Но в Завьялове уже был воспитан инстинкт кошки, которая в любых условиях не может равнодушно смотреть на мышь. И Завьялов погнался за этим «фокке-вульфом», пролетавшим стороной. Знакомое чуть пьянящее ощущение предстоящего боя уже захватило его, каждая секунда теперь приближала Завьялова к вражескому самолету. И вот тогда-то он увидел, как в солнечных лучах сверкнул тонкий силуэт внезапно появившегося «мессершмитта».
«Мессер» явно пристраивался в хвост Лю-тикову, молодому летчику завьяловской эскадрильи. Только секунды понадобились Завьялову на то, чтобы бросить свой самолет наперерез «меесершмитту» и вклиниться между ним и Лютиковым. И все же он опоздал. Светящаяся строчка пулеметной очереди вонзилась в лю-тиковский самолет, и он стал падать, оставляя за собой черные клубы дыма.
Завьялов уже решил было, что все кончено с Лютиковым, и тут заметил, как крохотная точка отделилась от падающего самолета и над ней раскрылся белый купол парашюта.
Нет, тогда Завьялов не думал о старшем лейтенанте Воронине, командире эскадрильи, в которой служила Оля.
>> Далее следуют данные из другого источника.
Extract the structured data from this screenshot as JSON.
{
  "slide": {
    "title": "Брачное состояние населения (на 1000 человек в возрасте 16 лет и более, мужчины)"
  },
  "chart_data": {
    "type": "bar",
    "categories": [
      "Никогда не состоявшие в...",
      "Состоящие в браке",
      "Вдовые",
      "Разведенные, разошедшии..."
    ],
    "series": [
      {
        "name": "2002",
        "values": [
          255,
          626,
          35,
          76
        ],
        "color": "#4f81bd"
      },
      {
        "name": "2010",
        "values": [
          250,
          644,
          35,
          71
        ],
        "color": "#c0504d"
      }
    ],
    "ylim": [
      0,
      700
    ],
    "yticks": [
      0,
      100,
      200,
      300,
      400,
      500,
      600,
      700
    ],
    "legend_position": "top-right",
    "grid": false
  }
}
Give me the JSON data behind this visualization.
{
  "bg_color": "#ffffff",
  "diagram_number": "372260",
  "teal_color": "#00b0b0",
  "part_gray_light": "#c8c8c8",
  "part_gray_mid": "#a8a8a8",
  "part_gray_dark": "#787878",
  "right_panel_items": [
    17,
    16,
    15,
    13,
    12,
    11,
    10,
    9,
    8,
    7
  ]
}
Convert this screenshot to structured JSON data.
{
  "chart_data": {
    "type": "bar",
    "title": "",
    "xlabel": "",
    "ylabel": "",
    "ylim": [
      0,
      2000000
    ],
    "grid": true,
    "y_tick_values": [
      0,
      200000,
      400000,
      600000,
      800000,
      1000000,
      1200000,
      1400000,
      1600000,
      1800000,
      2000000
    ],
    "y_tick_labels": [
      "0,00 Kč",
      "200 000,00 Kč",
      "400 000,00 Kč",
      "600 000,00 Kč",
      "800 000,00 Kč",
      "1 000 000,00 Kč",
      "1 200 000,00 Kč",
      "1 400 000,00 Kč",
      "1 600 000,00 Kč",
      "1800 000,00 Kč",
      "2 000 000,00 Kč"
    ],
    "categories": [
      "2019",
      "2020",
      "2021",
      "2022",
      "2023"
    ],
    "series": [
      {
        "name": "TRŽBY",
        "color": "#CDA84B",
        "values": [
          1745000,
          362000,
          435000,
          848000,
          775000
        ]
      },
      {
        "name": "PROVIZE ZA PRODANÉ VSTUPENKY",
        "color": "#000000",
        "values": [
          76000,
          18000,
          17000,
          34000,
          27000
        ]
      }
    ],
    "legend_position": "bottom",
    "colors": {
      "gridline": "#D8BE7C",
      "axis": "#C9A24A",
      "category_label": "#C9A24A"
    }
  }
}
Только потом, когда, измученный, голодный, часто теряя сознание, Завьялов лежал в теплой болотной воде, потом шел, потом полз, продираясь сквозь лесную чащу, он внушил себе, что сознательно повторил то, что когда-то сделал Воронин и о чем восхищенно рассказывала ему Оля.
А в те мгновения он думал только о своем летчике, двадцатилетнем парне, три месяца назад прибывшем к нему в эскадрилью прямо из авиашколы. Его надо было спасти во что бы то ни стало, любыми средствами. Он дал кран шасси на выпуск, и слух его автоматически отметил знакомый стук, он ощутил привычный толчок и увидел, как одновременно зажглись зеленые лампочки, регистрирующие выпуск шасси.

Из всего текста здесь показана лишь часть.